Un’analisi sociologica vede il vino come sistema di segni che produce molteplici significati. Un oggetto votivo davanti al quale raccogliersi religiosamente. L’apparente imprevedibilità di una platea di consumatori, diventata nel tempo più ampia.
L’articolo fa parte della Monografia Cinquant’anni di storia del vino (Civiltà del bere 1/2024)
Per uno strano preconcetto culturale, siamo abituati a pensare che le leggi della natura siano più oscure di quelle dello spirito. Invece, è vero il contrario: la natura può essere imbrigliata in protocolli di conoscenza che via via si perfezionano, fino a diventare un sapere acquisito e dominabile, mentre lo spirito umano è puro cambiamento, novitas.

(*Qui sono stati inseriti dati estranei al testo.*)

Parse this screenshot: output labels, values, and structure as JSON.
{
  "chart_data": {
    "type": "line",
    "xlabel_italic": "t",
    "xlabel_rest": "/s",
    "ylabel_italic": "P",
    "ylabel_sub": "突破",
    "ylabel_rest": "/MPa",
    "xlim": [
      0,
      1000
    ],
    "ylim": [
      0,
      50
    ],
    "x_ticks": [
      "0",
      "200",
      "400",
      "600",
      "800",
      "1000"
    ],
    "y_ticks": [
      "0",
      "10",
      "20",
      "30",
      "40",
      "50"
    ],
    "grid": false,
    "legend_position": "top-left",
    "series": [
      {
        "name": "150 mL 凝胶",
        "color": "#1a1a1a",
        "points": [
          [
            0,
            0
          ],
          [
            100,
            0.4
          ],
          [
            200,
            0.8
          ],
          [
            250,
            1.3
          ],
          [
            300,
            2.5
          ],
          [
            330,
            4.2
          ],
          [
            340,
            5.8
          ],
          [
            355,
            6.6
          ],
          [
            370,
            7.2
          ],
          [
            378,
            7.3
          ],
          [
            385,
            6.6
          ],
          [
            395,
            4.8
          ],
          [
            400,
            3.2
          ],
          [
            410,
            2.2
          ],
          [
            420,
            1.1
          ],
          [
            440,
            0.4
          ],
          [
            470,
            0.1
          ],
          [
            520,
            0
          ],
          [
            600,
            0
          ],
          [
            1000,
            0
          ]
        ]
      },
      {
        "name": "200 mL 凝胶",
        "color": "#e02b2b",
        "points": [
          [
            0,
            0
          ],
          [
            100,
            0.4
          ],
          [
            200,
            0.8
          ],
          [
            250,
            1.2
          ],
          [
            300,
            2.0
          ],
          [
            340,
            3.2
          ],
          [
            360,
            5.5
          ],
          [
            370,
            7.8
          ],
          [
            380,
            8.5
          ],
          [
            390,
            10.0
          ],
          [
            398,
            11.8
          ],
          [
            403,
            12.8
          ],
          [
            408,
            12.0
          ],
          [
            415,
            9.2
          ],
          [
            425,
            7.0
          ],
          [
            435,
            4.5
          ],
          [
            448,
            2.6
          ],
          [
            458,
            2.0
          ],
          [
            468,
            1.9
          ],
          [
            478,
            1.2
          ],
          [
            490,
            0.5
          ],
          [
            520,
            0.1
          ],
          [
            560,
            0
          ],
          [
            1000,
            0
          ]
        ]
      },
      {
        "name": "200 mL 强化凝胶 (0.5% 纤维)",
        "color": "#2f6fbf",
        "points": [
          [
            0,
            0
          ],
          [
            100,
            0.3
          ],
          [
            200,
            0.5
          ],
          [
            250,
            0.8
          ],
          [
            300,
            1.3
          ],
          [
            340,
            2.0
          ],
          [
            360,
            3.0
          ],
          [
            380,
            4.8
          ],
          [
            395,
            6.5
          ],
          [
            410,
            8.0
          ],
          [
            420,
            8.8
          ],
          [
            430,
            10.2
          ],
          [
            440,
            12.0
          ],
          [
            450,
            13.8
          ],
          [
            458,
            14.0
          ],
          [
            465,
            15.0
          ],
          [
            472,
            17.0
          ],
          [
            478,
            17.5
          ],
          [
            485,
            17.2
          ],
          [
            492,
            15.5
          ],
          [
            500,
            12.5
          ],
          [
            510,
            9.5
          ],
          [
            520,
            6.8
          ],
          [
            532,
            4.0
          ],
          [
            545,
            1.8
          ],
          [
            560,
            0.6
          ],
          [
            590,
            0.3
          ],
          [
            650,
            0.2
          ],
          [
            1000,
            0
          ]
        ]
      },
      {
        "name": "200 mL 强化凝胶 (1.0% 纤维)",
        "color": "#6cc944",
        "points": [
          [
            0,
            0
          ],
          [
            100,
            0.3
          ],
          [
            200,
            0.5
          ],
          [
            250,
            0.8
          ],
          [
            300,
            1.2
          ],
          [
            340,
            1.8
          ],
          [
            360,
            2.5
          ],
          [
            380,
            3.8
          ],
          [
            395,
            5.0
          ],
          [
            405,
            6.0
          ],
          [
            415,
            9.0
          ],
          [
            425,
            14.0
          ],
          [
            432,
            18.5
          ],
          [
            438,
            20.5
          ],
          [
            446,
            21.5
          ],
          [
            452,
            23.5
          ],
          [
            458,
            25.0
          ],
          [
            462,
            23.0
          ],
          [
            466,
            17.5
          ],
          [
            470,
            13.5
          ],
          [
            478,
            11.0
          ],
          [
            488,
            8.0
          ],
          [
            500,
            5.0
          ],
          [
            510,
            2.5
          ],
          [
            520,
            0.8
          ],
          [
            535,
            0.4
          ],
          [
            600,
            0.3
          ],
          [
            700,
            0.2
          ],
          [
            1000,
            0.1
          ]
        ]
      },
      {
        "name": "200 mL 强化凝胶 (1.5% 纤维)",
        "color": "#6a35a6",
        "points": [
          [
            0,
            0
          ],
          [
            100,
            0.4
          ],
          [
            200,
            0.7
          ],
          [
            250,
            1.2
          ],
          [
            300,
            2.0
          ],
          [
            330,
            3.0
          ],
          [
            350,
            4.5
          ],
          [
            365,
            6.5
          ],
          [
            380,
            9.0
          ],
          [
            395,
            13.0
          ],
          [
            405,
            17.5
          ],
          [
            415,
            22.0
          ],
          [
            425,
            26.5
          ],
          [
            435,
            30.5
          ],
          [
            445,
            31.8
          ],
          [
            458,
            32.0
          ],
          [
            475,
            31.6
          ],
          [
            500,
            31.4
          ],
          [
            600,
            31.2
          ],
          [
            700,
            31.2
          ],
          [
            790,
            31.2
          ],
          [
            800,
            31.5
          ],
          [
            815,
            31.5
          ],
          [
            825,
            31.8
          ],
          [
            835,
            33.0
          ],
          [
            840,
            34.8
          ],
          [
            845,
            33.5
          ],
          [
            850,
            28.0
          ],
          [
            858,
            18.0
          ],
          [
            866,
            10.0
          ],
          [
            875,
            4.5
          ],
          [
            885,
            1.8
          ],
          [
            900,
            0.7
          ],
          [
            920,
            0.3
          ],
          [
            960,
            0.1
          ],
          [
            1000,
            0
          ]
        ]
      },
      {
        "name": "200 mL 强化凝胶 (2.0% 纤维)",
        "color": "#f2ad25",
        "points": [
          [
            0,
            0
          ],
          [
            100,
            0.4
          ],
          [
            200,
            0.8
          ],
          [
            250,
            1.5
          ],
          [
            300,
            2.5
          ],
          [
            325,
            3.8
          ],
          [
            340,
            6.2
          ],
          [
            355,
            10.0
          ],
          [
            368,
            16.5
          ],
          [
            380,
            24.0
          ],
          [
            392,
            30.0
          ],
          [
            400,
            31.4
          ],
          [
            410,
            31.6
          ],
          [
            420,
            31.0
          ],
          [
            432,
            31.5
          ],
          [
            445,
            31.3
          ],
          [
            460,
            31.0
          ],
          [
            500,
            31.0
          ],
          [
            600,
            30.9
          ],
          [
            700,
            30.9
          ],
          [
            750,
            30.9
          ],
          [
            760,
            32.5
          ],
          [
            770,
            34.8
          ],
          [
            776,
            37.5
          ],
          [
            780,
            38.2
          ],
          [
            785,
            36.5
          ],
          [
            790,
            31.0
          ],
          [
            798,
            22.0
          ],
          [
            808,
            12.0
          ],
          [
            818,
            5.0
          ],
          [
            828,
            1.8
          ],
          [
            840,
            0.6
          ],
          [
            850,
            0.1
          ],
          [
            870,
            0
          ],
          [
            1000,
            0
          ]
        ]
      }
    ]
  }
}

Ecco perché le forme del consumo appaiono idiosincratiche e in balia degli animal spirits dei consumatori, espressione usata spesso per cogliere e stigmatizzare la doppia tendenza del consumo ad essere (apparentemente) irrazionale e imprevedibile. Non deve quindi sorprendere il dato che a fronte di una crescente profusione di parole, immagini, libri, articoli, pubblicità, saperi, eventi dedicati al vino, il consumo di questo genere voluttuario sia in flessione.